Dry sorbent injection
Dry sorbent injection (DSI) is the least expensive emission reduction technology. It involves the injection of a dry sorbent such as sodium bicarbonate or lime into the ductwork from the boiler. SO2 reacts directly with the dry sorbent, and the dry product is collected in a downstream particulate control device. Since the system does not require a separate absorber vessel, the capital costs are considerably lower. However, the low capital costs are partially offset by lower reagent utilisation, which results in higher operating costs for equivalent SO2 removal. Dry injection systems can typically achieve removal efficiencies of 50-70 per cent, depending on the conditions of the application.
There are a few concerns pertaining to FGD installation. One, the sulphur captured by FGD systems is in the form of calcium sulphite and calcium sulphate, or gypsum. This creates a greater problem of disposal than fly ash because cement and white board manufacturers require more pure fly ash than gypsum. Thus, the unutilised gypsum has to be disposed of, increasing the demand for already scarce land. Also, limestone is the key raw material required for FGD. The operation of FGD systems using limestone also adds to the carbon dioxide emitted by power plants as limestone decomposes into calcium oxide and carbon dioxide. Another challenge is the high costs associated with pollution control equipment. As per industry sources, the installation of partial FGD equipment to comply with the SO2 emission norms, units with less than 500 MW of capacity would require an estimated Rs 2.5- Rs 3 million per MW. Meanwhile, units with a capacity of 500 MW and above would require full FGD to meet the SOx emission norms, which would entail a capital investment of Rs 5 million-Rs6 million per MW.
Units of less than 500 MW installed between 1990 and 2016 (54.2 GW capacity) need to meet the SO2 norm of 600 mg per Nm3. These units may choose economical options such as partial FGD or sorbent injection. Units of more than 500 MW of capacity installed between 1990 and 2016 (98.3 GW capacity) need to install limestone-based wet FGD or lime-based dry FGD, depending on the raw material and water availability.
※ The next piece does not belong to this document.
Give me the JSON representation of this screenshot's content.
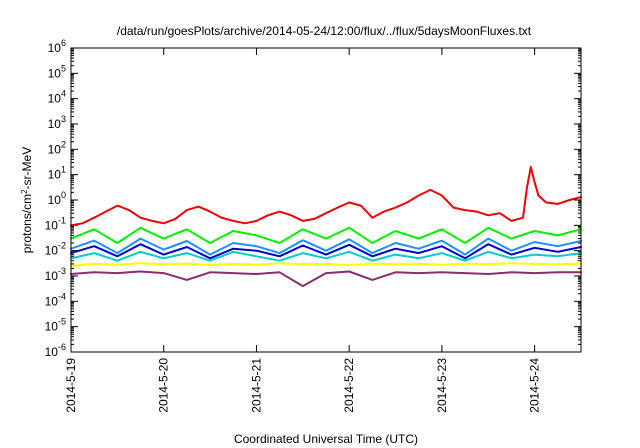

According to developers, apart from high costs, a key challenge for FGD installation pertains to time. FGD is regarded as one the most time-consuming processes, taking up to two years. Thus, developers have sought extension in meeting the new standards. Net net, while the solutions to control thermal power plant emissions are desirable from an environment point of view, it is essential to balance the interest of all stakeholders as well.